After much anticipation, Metro Redux is now available on PC and next-gen consoles. Metro Redux is a bundle of both Metro 2033 Redux and Metro: Last Light Redux, which can be purchased separately as well. These are remakes of two of the greatest, most atmospheric shooters ever made: Metro 2033 and Metro: Last Light. We reviewed Metro: Last Light last year, and it was met with much success.
Metro 2033 Redux is the biggest improvement, since it’s a remake of Metro 2033 on the newer and much improved engine used in Metro: Last Light, with even more improvements. Visually, it approaches Last Light but falls a bit short, however it’s stunning nonetheless. Animations are mostly identical to Last Light. It adopts all of Metro: Last Light’s graphics options including SSAA, and also has lots of new options like crosshair and hitmarkers (which were only controlled by difficulty previously).
Mechanically, the Redux versions use a mix of Last Light mechanics and Metro 2033 mechanics, leaning toward the former much more. Every new gameplay mechanic from Last Light is present in both games now, although they went back to using Metro 2033’s watch/time check mechanic. Weapons were redesigned in 2033 Redux, and Last Light’s upgrading system is included. Cutscenes were redone as well.
The biggest change has to be Metro 2033 Redux’s redesigned levels. They’re now far more open, much more detailed, and much more interactive, following in the footsteps of Last Light.
All of this combined makes Metro 2033 Redux a near-perfect remake. Personally, the only things I dislike are the forced battle music in both games (the original Metro 2033 had little to no battle music which I liked). An option or a slider to control ambient music and battle music separately should be included, I wish more games had this option. Both games also lack a FOV slider, but the FOV can be changed in the config file in your AppData folder. Also, the new voice acting for children is awful.

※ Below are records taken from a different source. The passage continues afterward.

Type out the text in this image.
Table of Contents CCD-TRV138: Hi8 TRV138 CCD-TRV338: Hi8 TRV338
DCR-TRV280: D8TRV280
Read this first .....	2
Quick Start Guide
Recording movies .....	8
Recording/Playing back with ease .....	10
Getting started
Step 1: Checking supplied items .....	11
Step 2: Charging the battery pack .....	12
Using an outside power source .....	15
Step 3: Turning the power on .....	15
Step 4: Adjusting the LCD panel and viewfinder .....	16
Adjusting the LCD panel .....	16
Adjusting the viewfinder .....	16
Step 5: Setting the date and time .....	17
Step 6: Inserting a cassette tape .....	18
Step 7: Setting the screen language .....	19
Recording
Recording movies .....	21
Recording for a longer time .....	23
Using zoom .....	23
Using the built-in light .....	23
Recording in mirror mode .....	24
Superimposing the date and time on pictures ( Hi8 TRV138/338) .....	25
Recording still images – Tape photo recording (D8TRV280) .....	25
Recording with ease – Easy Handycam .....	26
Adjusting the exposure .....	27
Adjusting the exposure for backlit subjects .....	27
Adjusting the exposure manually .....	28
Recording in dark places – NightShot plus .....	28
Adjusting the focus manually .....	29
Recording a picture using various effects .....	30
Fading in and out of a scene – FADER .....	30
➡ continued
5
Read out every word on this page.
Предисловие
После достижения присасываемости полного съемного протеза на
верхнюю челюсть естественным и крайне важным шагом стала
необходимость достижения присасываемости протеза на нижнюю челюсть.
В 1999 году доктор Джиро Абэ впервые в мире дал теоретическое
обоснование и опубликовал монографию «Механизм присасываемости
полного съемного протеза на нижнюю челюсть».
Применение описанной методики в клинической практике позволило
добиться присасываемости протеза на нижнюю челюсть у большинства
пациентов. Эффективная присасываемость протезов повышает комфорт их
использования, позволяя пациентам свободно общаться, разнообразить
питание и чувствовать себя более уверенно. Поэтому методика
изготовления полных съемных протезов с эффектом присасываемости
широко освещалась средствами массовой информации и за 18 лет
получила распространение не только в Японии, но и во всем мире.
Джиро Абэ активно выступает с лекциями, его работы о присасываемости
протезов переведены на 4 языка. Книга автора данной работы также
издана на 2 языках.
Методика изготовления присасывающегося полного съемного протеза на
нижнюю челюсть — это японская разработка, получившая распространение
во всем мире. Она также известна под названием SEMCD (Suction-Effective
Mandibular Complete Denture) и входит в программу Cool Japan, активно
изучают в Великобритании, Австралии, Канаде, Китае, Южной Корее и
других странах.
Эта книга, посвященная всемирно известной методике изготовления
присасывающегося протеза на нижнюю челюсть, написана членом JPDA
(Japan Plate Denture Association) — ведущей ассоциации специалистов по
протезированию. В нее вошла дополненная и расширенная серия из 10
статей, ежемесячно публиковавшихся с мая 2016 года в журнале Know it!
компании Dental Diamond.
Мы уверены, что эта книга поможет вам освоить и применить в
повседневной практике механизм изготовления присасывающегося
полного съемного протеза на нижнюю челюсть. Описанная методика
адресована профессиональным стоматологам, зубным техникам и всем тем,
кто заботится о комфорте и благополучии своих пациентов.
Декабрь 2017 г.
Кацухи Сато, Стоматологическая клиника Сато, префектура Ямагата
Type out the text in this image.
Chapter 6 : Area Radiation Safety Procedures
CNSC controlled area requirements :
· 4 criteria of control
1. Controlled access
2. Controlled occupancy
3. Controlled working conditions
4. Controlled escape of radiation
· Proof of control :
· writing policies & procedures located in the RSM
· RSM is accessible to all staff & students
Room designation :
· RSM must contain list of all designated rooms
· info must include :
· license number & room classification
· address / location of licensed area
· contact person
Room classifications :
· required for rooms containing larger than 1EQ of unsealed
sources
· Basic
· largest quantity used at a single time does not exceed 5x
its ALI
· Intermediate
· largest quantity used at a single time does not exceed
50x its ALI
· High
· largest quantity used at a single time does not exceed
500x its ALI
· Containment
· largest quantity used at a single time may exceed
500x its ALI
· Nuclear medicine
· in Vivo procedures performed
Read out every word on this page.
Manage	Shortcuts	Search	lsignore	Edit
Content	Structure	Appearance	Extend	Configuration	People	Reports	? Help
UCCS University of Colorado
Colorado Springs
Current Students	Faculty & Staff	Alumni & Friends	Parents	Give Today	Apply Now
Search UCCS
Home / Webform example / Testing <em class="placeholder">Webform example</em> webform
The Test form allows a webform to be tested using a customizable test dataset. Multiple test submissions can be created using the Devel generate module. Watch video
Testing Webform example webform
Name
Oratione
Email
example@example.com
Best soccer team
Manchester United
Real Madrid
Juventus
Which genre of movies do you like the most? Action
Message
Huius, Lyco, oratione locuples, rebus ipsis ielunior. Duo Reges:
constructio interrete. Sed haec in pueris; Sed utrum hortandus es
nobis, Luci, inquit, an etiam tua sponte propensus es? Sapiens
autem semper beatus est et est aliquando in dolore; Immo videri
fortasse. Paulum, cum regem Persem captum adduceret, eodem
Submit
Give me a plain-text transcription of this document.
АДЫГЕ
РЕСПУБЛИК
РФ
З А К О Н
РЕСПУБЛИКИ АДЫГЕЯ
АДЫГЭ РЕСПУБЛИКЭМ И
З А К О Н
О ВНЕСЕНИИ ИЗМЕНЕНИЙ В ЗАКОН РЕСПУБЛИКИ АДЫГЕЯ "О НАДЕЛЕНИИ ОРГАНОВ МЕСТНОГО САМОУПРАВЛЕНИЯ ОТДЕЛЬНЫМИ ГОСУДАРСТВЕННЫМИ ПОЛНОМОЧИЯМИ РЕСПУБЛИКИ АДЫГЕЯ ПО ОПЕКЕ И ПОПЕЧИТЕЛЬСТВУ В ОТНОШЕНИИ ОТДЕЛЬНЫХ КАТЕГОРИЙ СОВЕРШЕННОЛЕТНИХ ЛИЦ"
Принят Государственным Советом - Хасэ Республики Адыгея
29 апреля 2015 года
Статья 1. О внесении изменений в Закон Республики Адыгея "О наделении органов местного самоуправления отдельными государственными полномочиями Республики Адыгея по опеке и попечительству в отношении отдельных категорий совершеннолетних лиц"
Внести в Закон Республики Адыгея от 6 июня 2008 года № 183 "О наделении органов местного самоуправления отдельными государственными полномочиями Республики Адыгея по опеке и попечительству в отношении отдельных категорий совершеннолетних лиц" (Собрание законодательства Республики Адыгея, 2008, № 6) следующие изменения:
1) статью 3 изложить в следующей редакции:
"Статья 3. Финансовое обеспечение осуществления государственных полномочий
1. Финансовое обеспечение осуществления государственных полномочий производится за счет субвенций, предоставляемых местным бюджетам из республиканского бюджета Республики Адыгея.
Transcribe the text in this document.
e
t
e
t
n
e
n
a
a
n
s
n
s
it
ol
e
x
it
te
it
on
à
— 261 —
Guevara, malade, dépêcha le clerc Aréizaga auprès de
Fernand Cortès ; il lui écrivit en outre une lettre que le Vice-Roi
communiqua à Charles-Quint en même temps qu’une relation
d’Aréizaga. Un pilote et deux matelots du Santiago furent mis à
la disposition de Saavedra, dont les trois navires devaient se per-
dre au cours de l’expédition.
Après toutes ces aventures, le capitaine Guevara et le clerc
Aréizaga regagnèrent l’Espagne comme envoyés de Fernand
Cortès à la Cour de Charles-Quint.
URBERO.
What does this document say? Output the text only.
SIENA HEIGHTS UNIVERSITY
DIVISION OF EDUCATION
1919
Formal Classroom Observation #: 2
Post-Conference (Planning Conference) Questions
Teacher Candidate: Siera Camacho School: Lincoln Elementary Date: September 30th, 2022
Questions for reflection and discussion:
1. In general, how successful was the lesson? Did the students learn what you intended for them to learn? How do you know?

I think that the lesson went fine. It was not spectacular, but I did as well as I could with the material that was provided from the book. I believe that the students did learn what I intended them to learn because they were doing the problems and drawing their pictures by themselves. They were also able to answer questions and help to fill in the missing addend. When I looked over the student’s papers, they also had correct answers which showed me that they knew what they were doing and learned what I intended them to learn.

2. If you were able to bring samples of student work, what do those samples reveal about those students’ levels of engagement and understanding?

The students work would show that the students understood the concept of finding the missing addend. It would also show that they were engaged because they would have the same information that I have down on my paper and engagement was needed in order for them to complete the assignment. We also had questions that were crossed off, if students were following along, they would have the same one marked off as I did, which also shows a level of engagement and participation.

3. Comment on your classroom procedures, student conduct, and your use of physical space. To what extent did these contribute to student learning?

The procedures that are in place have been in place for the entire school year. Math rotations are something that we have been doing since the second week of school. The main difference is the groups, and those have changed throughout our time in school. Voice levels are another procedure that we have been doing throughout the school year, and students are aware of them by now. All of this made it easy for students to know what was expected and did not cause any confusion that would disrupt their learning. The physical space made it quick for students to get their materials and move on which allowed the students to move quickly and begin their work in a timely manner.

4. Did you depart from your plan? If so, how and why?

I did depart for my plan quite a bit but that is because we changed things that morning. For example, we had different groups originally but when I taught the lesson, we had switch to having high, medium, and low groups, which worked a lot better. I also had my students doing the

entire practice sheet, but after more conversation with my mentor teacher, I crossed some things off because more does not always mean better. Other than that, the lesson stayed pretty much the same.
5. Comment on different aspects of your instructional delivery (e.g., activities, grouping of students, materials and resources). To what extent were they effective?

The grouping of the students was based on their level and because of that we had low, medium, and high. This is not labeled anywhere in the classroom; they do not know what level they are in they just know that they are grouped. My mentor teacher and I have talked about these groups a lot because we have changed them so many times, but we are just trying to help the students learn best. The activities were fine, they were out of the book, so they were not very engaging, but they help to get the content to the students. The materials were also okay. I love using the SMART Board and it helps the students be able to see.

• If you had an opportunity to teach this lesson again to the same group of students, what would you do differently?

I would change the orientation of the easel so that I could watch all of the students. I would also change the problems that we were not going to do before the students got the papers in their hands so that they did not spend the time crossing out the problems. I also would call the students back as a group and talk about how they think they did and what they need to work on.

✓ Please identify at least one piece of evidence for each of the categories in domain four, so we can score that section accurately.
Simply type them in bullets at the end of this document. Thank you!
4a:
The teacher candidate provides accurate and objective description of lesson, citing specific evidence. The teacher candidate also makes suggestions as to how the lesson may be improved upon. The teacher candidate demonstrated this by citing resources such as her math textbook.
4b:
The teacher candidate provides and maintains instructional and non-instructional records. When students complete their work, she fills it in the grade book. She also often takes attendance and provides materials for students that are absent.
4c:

Metro: Last Light Redux is much less of a drastic change, since the original game is only a year old anyway. Last Light Redux was released primarily to allow PS4 and XBOX One gamers to play the game. The Redux version includes all DLC as a bonus. Both versions have the new difficulty system, allowing players to choose Spartan mode or Survival mode. The former is a more casual difficulty option, in which supplies are easier to find and AI awareness is greatly reduced. The latter is self-explanatory and is the opposite of Spartan: supplies are far more scarce, AI is more aware and deadly.
After choosing Spartan or Survival (we obviously recommend Survival), players can choose one of five difficulty options: Easy, Normal, Hardcore, Ranger, and Ranger Hardcore. As the difficulty increases, supplies become even more scarce and both the player and all enemies/creatures take more damage, leading to balanced and realistic difficulty. Ranger or Ranger Hardcore is recommended; the problem with the latter is the complete lack of an inventory which is a silly issue that was never fixed unfortunately.
Although Last Light Redux has some new areas and weapons, the graphics are worse. Tessellation is gone, ambient occlusion seems worse, we can’t really recommend it. PC gamers who own Last Light don’t need to upgrade to Last Light Redux. However, those who own Metro 2033 and are a huge fan of it should consider upgrading to Metro 2033 Redux. Those who don’t have one or both of these titles should just get the Redux versions. Anyone who owns the previous games on Steam gets a 50% discount!
So there’s our little overview of Metro Redux. We can’t recommend the Metro games enough… Metro 2033 really raised the bar in the shooter genre, and 4A Games continues to do so. Let’s hope we see a Metro 2034 game in the future, and let’s hope it isn’t consolized like Last Light Redux.